Dès que la légende s’empare du lieu, l’écrivain n’hésite pas à tirer à la ligne. Un nom mystérieux fait naître sous sa plume l’histoire de trois personnages, réunis par le sortilège de Paris. Le mythe dépasse ainsi, par la puissance de son évocation, la réalité même.
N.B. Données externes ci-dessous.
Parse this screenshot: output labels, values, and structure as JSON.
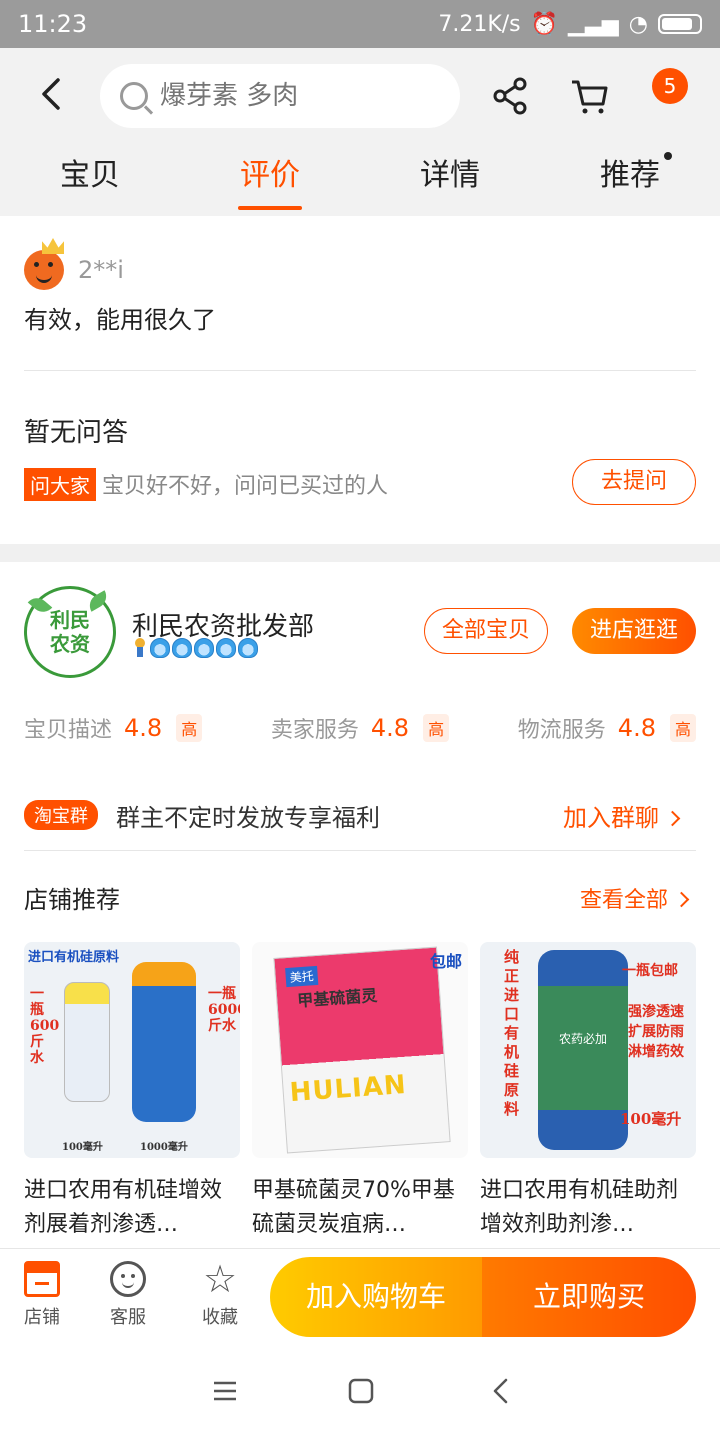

Queneau a beau faire le jeu de l’authenticité, il n’en demeure pas moins un inconditionnel du récit pour le récit, étroitement mêlé d’hypothèses et de certitudes : « Quelle authenticité faut-il attribuer au tombeau d’Héloïse et d’Abélard, au Père-Lachaise ? Le monument d’Héloïse et d’Abélard au Père-Lachaise fut composé de toutes pièces par Alexandre Lenoir (20) qui utilisa des fragments provenant de l’abbaye de Saint-Denis. Pour la statue d’Héloïse, il se servit d’une figure de femme du xiie siècle à laquelle il fit mettre le masque d’Héloïse ; seule, la statue d’Abélard serait authentique et proviendrait de son tombeau primitif, à Saint-Marcel-Lez-Chalon-sur-Saône. Le monument fut placé au Père-Lachaise en juin 1817. »

Tel un archéologue littéraire revisitant et réinventant les espaces urbains sur plusieurs strates temporelles, Queneau anticipe sur les années d’Occupation où toute liberté, de la bibliothèque à la rue, sera muselée. Mais sa chronique survit heureusement au chaos de l’Histoire. Elle demeure avant tout une expérience humaine, un exercice de style fraternel tissé de liens culturels indissolubles – une sorte d’Intranet avant la lettre, réservé aux êtres amoureux de leurs rêves, fidèles à leurs fantômes étranges et familiers.